El destino es caprichoso. Entró de la noche a la mañana Siro en
el censo de matadores de toros de Salamanca. Estuvo a punto de
no hacerlo, porque el toro de la alternativa lo cogió con el
capote en un descuido o un desliz o un resbalón y le pegó una
paliza monumental. Lo tuvo colgado de la chaquetilla mucho
tiempo. Colgado como un pelele.
Parecía que iba herido. Salió ileso. Varetazos por decenas, se
supone. Lo refrescaron. Le quitaron la chaquetilla para que
recobrara el aire. Y en chaleco volvió a la cara del toro. Como
si no hubiera pasado nada. El toro, por cierto, tomó un puyazo
de nota y salió de él a punto de caramelo. Su apoderado, el
matador salmantino Andrés Sánchez, tuvo la feliz idea de
volverle a calzar a Siro la chaquetilla. Para que la ceremonia
de la alternativa se atuviera a las galas propias.
Más golpes del azar: Siro se llevó el lote de la hermosa corrida
de Lorenzo Fraile. Un excelente y completo primero, con el
hierro del Puerto, y un sexto, con el hierro de la Ventana, con
más que torear pero igual de noble que el de la alternativa. Las
dos orejas del uno y las dos del otro. No era un sueño.
Magnánimo el palco a la hora de premiar. Era, sin embargo, su
potestad.
Siro estuvo como hay que estar en estos trances: a la altura de
las circunstancias. Ilusionado, entregado, valiente, firme
incluso en los momentos de vacilación. Hasta en los pequeños
blancos que como paréntesis se les abren a los toreros que
torean poco. Poco de luces. Porque lo evidente fue, desde el
arranque, paliza incluida, que Siro está preparado. Larga
experiencia de toreo campero. Que es común en tierra de toros y
entre meritorios de nivel. Habilidad, sentido de la colocación.

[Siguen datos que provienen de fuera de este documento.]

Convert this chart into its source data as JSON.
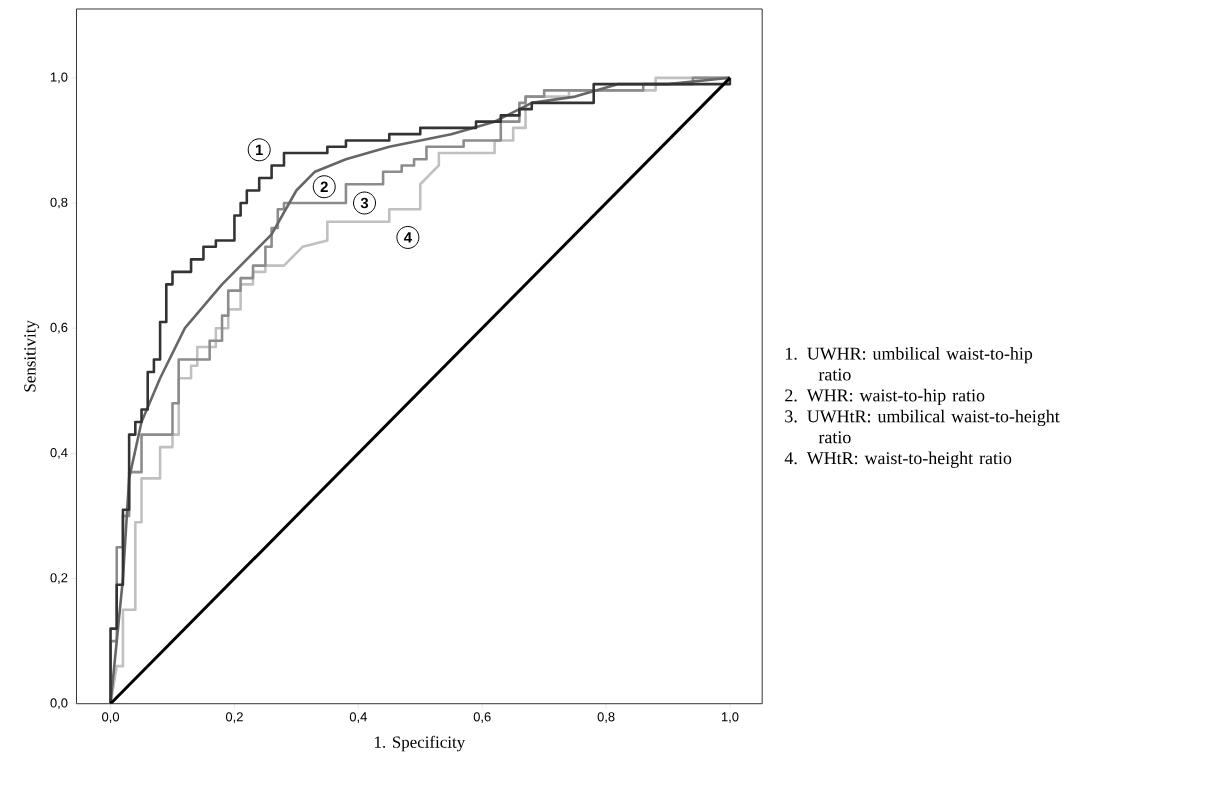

Valor para apostar y hacer frente a la apuesta. Y, además, un
compasivo y un temple muy distinguidos en momentos sueltos. Una
espléndida tanda con la izquierda al sexto. La última de todas.
Y otra con la derecha al sobresaliente primero.
Su mentor, Andrés Sánchez, habrá sido, de la penúltima
generación de matadores salmantinos, el de más calidad. Esa
huella asomó en esos momentos tan brillantes. Con temple sostuvo
Siro a pulso las embestidas de tranco serio del toro de la
alternativa. Puro corazón para aguantar al hilo del pitón las
miradas del sexto, que parecía estarle pidiendo que se cruzara.
Las dos faenas tuvieron su ritmo, la gente las calentó con
generosidad, las dos tuvieron buen remate con la espada y,
además, en los dos turnos, se puso Siro con el capote y
arriesgó.
Así que, sin contar las dos joyas del Puerto, el protagonista de
la película fue el menos pensado. Se había barajado la
posibilidad de dejar la corrida en mano a mano. ¿Y entonces? A
Cayetano le superó el estilo difícil del quinto, que lo vio
mucho y lo buscó, y fue toro andarín. Tiró la toalla. De su
empaque caro hubo muestra a gotas en el tercero de corrida, que
salió del caballo hecho añicos. Perera se llevó los dos toros
menos propicios. Muy despacio, le sacó al segundo muletazos
exquisitos por la paciencia y el dibujo. Sólo que se pasó de
faena y recorrió mucha plaza sin llegar a sujetar al toro, que
se le iba. El cuarto, hondito y acochinado, fue tan noble como
flojito. Claudicante. Perera se fue esta vez por la vía del
tancredismo: a encajarse entre pitones. A toro parado. Y a
provocarlo con circulares cambiados. Mató de estocada muy baja.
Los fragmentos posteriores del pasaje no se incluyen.